I smile and nod toward the friendly, familiar voice, and ask if I can give it a play.
“Of course. Come on in.”
The shop is packed to the brim with secondhand electric and acoustic guitars. The moment I enter the shop, the smell of musty wood and rubber amplifier leads reminds me of the rehearsal studios my parents often dragged me to—when I’d sit and draw, trying to mimic my mother’s scrapbook fashion sketches from when she was a teenager.
The guy plugs me into a small practice Mesa Boogie Amplifier with a funky pink and white striped cable. He hands me a plectrum—resin-colored—smiles with one corner of his mouth, turns off the stereo playing Jimi Hendrix, and slides into the back room. Only true guitarists know that a quiet moment between human and guitar is the key to developing a bond.
I pluck the crisp new strings, gaining no comfort from the tortured dirty rock sound of the original P90 pick-up.
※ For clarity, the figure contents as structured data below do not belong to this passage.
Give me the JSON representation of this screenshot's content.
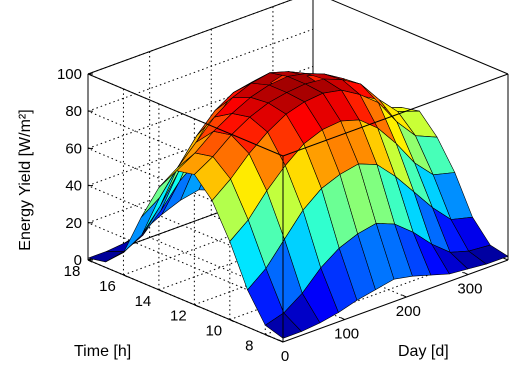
{
  "chart_data": {
    "type": "surface3d",
    "title": "",
    "zlabel": "Energy Yield [W/m²]",
    "ylabel": "Time [h]",
    "xlabel": "Day [d]",
    "zlim": [
      0,
      100
    ],
    "ylim": [
      7,
      18
    ],
    "xlim": [
      0,
      365
    ],
    "ztick_labels": [
      "0",
      "20",
      "40",
      "60",
      "80",
      "100"
    ],
    "ytick_labels": [
      "8",
      "10",
      "12",
      "14",
      "16",
      "18"
    ],
    "xtick_labels": [
      "0",
      "100",
      "200",
      "300"
    ],
    "grid": true,
    "colormap": "jet",
    "days": [
      0,
      30,
      60,
      90,
      120,
      150,
      180,
      210,
      240,
      270,
      300,
      330,
      365
    ],
    "hours": [
      7,
      8,
      9,
      10,
      11,
      12,
      13,
      14,
      15,
      16,
      17,
      18
    ],
    "yield": [
      [
        2,
        2,
        3,
        5,
        8,
        10,
        12,
        10,
        7,
        4,
        3,
        2,
        2
      ],
      [
        5,
        8,
        15,
        25,
        32,
        36,
        38,
        34,
        26,
        16,
        8,
        5,
        4
      ],
      [
        20,
        28,
        40,
        52,
        60,
        64,
        66,
        62,
        52,
        40,
        28,
        18,
        15
      ],
      [
        42,
        50,
        62,
        72,
        80,
        84,
        85,
        82,
        74,
        62,
        48,
        38,
        35
      ],
      [
        60,
        68,
        78,
        86,
        92,
        95,
        96,
        94,
        88,
        80,
        66,
        55,
        50
      ],
      [
        70,
        76,
        84,
        90,
        94,
        96,
        97,
        96,
        92,
        86,
        74,
        64,
        60
      ],
      [
        68,
        74,
        82,
        88,
        93,
        96,
        97,
        95,
        91,
        85,
        72,
        62,
        58
      ],
      [
        55,
        62,
        72,
        82,
        89,
        93,
        95,
        92,
        86,
        76,
        62,
        52,
        48
      ],
      [
        35,
        42,
        55,
        68,
        78,
        84,
        86,
        82,
        72,
        58,
        42,
        32,
        30
      ],
      [
        12,
        18,
        30,
        45,
        58,
        66,
        68,
        62,
        50,
        35,
        20,
        12,
        10
      ],
      [
        3,
        5,
        10,
        20,
        32,
        40,
        42,
        36,
        26,
        14,
        6,
        3,
        2
      ],
      [
        1,
        1,
        2,
        5,
        10,
        14,
        16,
        12,
        7,
        3,
        1,
        1,
        1
      ]
    ]
  }
}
I don’t feel a connection to the guitar at all. It’s way too heavy and the friction too tough. But I’m glad I feel that way. This way I can buy it for Dad without the pang of loss rendering my generosity worthless when I give it to him.
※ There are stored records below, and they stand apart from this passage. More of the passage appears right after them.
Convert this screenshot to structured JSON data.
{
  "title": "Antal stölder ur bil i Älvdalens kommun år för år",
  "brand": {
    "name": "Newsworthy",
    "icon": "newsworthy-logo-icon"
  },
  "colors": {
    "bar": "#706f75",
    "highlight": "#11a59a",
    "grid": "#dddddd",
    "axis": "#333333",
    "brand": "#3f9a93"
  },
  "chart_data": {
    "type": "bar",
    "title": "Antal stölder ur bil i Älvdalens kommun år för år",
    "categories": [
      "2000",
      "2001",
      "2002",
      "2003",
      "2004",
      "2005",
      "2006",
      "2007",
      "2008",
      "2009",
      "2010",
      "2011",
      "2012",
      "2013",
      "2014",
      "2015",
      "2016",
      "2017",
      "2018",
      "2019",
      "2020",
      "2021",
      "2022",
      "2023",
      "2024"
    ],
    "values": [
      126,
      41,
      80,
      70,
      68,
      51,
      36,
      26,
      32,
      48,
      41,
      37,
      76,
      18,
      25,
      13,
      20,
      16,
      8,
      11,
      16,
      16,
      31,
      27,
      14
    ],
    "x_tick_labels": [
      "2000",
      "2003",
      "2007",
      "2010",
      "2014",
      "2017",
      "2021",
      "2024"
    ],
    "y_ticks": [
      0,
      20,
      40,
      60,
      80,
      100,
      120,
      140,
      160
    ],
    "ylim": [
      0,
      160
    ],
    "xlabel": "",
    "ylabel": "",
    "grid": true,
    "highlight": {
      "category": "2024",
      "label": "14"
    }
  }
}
I put the guitar down to look for the guy, but he is already standing behind the counter.
Hmm, intuitive.
“So whadid ya think?” he asks, looking up and down with narrowed eyes and fiddling with something out of sight.
“Yeah. It’s great, but not for me,” I reply, scratching my chin as if I have a beard. “How much is it going for?” I lift the guitar off my lap from the base of its neck, rest it face up on the ground, bend over with my legs spread like a bloke in dirty ripped jeans, and examine the almost unnoticeable scratches on the body as if a little shortsighted.
“Um, that one’s going for two thou, but if it’s too expensive for ya, we’ve got another goldtop, but it’s a 1975 DeLux with a mini-humbucker. Its neck is made from maple instead of mahogany, though. Not really the best quality if ya ask me.” He stops whatever he’s doing behind the counter and points behind him with his thumb toward the back room.
“Um, yeah, they didn’t sell too well if I remember correctly.” I click my tongue. “Look, I just live a couple of blocks down, can I think it over?” I ask, hoping not to sound as if I’m just being polite. I would really like to get it for Dad, but not sure if I can afford it. Maybe I’ll ask Mum for some input. Make it a joint gift.
“Sure, no probs … um, you wanna take a card?” he asks, with a scrutinizing look in his eye. I’m positive he’s trying to sum me up. Here I am, dressed in black tailored pants and a white shirt, with scraggly wet hair and a bikini strap sticking out of my collar, talking about guitars like an expert.
“Yeah, why not. Thanks,” I say, smiling at the back of his head as he turns to find one. I wonder why he isn’t he asking me which part of Australia I’m from. They all do—usually—expecting the world to have shrunk to the size of one city:
Oh, you’re from Melbourne, hey? Well, maybe you’ve met my cousin, aunt, sister ….
Or they think because you’re from the same country, you must have common interests:
Oh, my daughter lives there, maybe you two can go for coffee next time you’re Down Under?
The guy holds out the card like one would hold a cigarette. I take it and slip it into my trouser pocket.
“Ta.” I open the shop door to leave, but the guy says, “Um, by the way, we’ve also got a really nice Gibson acoustic Hummingbird, out the back. I haven’t displayed it because it’s been really bashed around. There’s no logo or markings left on it anywhere. It was one of the very first—a 1962 model. You wanna give it go?”